Yo he viajado por esta carretera, se dijo al montar de nuevo en la motocicleta. El que fue por aquí era yo.
Pensó en el chico que era dieciocho años antes. No se reconoció. Las células corporales se renovaban en su totalidad cada siete años, decían, con lo que cada siete años te convertías físicamente en una persona nueva. Y aunque la evolución intelectual no generaba otra persona, sí la transformaba hasta el punto de que después de tantos años cabía hablar de una persona diferente.
¿Qué era entonces el Yo? Porque el Yo que había sido era todavía él.
Allí estaba de nuevo. En una motocicleta como aquélla, encima del mismo asfalto. Con los mismos árboles y casas alrededor, las mismas señales de tráfico y los mismos letreros de localidades. Sus ojos ya habían presenciado todo eso una vez. Los suyos, aunque en el ínterin se hubieran renovado ya dos veces. El manzano al borde de la carretera ya estaba allí la última vez. Jonas había visto ya aquella manzana. Ahora volvía a pasar junto a uno, justamente ahora. ¡A toda velocidad! Aunque en la oscuridad no lo percibía, el árbol estaba allí y la imagen de la manzana se perfilaba ante sus ojos.

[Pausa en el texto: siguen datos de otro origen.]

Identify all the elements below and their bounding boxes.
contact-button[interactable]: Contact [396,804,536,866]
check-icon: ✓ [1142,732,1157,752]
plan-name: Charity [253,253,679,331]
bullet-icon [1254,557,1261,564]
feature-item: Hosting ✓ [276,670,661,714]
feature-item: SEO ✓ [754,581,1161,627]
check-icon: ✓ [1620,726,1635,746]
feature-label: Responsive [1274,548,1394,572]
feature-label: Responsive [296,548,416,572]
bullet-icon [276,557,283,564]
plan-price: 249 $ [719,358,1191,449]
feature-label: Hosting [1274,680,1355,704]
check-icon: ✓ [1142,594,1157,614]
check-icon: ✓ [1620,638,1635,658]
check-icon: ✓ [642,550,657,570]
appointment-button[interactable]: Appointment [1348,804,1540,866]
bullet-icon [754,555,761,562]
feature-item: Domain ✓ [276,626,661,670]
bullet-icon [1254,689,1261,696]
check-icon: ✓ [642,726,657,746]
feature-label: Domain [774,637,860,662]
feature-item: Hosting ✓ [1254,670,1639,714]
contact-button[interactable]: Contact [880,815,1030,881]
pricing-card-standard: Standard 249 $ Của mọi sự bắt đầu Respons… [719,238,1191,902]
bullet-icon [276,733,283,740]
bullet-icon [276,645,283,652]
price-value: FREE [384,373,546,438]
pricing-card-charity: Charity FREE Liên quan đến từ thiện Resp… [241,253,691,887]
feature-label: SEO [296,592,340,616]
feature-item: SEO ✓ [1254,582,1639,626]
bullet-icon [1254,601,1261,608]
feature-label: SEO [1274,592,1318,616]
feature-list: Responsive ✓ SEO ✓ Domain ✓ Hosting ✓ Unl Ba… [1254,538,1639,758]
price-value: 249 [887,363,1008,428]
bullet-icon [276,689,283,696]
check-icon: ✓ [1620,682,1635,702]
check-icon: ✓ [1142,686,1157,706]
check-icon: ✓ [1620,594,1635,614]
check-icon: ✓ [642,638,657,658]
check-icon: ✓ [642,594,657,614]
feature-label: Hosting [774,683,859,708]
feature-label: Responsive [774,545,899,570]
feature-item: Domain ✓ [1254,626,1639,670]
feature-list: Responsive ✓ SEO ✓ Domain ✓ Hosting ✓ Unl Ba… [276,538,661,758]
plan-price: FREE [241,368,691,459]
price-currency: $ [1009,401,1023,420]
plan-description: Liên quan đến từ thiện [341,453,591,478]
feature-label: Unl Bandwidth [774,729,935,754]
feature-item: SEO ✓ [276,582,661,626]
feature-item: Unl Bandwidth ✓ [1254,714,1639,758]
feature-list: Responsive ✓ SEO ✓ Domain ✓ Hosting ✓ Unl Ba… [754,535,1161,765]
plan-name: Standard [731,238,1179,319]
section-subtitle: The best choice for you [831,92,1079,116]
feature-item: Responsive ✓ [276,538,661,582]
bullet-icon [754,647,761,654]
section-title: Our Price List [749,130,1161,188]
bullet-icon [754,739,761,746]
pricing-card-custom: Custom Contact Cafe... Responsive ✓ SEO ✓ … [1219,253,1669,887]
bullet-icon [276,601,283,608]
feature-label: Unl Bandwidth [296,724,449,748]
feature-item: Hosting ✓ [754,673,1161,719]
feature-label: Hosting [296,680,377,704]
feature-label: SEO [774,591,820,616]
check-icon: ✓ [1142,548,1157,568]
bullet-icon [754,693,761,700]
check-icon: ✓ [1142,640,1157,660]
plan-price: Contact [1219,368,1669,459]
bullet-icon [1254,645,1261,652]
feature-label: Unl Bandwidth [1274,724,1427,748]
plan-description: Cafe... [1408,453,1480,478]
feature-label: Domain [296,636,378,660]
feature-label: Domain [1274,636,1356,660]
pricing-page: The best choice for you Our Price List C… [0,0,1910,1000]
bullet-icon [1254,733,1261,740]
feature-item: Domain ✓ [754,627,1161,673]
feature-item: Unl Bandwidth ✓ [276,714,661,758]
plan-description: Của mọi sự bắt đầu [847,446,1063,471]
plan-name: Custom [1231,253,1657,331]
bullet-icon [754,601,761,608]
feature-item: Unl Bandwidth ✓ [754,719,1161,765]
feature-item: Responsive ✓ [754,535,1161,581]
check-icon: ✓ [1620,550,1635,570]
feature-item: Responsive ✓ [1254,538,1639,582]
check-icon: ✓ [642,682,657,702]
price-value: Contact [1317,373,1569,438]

Algunos acontecimientos acaecidos años atrás se le antojaban tan actuales que en modo alguno podían remontarse a diez o quince años antes, tan cercanos y reales le parecían. Como si el tiempo describiera curvas, se retorciera, de forma que momentos que distaban años estaban de repente apenas a un paso de distancia. Como si el tiempo tuviera una constante espacial que se pudiera ver y sentir.